Tagln-KO Mouse

Tagln, also known as transgelin or SM22, is an actin-associated protein that affects the dynamics of actin filaments. It can cross-link and gel actin, and is involved in multiple cellular processes. TAGLN is associated with pathways like RhoA/ROCK, NF-κB, and Myc signaling, and plays a significant role in various biological processes and disease conditions [1,2]. Genetic models, such as gene knockout (KO) and conditional knockout (CKO) mouse models, are valuable for studying its function.

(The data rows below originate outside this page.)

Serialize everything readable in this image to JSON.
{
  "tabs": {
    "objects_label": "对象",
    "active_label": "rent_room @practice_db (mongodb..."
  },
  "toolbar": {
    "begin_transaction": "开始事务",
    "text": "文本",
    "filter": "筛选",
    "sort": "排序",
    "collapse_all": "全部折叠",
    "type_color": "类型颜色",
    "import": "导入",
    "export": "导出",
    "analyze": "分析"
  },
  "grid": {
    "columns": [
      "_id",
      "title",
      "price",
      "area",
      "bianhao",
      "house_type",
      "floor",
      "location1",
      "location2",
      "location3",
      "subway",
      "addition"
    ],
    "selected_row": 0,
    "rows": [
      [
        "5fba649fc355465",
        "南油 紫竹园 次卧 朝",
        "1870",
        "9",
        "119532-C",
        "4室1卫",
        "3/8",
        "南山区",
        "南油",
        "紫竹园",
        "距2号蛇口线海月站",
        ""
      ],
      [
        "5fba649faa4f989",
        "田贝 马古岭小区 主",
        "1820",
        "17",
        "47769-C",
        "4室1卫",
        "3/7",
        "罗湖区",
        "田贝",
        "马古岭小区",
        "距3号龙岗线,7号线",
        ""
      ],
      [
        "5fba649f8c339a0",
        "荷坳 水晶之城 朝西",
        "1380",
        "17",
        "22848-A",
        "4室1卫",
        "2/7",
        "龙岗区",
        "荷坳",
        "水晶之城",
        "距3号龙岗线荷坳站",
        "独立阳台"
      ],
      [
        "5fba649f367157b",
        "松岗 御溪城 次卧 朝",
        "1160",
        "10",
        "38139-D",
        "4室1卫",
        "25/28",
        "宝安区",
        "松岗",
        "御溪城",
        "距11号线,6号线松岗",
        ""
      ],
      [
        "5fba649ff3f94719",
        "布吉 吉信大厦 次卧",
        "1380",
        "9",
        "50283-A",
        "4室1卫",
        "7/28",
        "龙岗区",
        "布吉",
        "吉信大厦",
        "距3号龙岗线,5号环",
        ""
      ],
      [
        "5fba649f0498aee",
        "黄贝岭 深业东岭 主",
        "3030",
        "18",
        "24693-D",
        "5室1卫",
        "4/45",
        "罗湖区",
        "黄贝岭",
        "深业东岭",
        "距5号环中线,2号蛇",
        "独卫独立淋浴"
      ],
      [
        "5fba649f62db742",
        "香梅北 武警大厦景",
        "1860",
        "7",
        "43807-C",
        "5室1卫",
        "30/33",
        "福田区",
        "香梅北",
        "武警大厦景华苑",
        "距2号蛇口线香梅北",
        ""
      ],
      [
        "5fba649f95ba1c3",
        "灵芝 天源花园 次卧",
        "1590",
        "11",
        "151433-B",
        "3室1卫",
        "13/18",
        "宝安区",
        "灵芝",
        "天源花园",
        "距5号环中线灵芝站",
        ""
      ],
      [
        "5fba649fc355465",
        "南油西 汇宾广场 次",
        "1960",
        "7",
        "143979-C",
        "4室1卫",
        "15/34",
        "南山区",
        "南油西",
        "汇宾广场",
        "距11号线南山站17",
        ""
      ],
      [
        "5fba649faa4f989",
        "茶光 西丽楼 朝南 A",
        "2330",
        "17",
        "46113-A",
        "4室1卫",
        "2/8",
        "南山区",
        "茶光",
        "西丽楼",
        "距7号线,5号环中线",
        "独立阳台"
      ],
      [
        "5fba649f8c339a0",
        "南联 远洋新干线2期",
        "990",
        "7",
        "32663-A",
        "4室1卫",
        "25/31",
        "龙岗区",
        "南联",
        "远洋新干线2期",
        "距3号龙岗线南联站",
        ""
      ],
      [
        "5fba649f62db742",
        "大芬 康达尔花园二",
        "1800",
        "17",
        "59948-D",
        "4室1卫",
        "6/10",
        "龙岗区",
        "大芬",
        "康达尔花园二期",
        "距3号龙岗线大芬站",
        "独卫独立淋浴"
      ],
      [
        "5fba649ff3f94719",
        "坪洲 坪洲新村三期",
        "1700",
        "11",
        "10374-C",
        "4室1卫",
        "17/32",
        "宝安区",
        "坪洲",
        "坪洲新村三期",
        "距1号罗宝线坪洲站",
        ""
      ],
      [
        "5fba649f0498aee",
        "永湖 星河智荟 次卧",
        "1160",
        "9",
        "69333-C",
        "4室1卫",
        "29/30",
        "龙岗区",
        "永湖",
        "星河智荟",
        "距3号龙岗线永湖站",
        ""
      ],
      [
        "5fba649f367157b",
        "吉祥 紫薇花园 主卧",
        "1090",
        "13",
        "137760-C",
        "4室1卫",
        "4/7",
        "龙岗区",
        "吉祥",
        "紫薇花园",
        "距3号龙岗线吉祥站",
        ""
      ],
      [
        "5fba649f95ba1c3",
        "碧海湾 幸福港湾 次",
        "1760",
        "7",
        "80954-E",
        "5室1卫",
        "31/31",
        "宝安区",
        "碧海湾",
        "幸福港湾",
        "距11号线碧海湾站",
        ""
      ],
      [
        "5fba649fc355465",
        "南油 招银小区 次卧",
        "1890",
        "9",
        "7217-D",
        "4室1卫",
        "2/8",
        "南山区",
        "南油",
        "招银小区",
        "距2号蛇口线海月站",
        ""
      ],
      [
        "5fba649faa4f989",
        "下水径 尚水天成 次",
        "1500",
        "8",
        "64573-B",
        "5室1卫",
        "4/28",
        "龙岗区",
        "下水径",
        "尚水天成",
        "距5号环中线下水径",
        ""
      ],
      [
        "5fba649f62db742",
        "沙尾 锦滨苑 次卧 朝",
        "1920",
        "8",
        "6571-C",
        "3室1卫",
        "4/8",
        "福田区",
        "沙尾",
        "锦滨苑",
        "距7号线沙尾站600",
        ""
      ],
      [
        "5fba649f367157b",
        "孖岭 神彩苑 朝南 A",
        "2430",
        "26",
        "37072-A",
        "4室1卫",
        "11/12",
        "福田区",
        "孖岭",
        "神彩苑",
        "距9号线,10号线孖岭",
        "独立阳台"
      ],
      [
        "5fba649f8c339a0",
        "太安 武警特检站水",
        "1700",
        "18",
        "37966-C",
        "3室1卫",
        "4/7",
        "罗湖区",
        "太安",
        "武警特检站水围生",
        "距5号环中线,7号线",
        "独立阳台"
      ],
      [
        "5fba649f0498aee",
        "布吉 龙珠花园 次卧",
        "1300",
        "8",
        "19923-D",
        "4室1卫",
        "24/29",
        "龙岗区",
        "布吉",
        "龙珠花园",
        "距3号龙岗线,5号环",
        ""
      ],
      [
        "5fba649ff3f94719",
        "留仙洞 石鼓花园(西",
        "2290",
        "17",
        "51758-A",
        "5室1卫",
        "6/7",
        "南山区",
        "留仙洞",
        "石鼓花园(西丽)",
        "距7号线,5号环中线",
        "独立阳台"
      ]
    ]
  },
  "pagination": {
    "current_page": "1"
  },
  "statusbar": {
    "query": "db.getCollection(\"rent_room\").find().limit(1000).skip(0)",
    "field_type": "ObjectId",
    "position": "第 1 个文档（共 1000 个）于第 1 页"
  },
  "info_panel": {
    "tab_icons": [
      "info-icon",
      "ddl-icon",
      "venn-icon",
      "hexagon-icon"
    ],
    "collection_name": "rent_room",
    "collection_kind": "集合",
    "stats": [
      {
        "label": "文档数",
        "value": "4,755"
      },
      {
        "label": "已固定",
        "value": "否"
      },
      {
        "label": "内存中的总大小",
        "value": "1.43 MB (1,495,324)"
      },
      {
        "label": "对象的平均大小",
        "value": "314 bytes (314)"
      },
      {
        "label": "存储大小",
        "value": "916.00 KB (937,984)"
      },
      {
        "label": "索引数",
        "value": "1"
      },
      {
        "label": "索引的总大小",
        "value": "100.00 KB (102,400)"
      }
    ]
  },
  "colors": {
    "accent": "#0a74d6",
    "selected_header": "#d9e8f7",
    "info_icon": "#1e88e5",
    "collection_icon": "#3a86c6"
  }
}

In ovarian cancer, TAGLN forms a regulation loop with Src activation in response to environmental stiffness, mediating cancer progression through the RhoA/ROCK pathway, suggesting targeting it could have therapeutic value [1]. In prostate cancer, E3 ligase TRAF6 mediates the mono-ubiquitination and degradation of TAGLN, leading to the activation of NF-κB and Myc signaling pathways. Ablation of TAGLN promotes cell proliferation and suppresses migration [2]. In skin fibrosis, downregulation of TAGLN inhibits fibroblast motility and secretory function, and TAGLN regulates the glucose carrier SLC2A3 through the RhoA/ROCK2 pathway [3]. In colorectal cancer, inhibition of TAGLN reverses TGF-β-induced cell migration and invasion, and the interaction between TAGLN and HMGA2 is involved in TGF-β-induced cell migration and cancer cell promotion [4]. Also, in colorectal carcinoma cells, TAGLN suppresses proliferation and invasion, and induces apoptosis [5].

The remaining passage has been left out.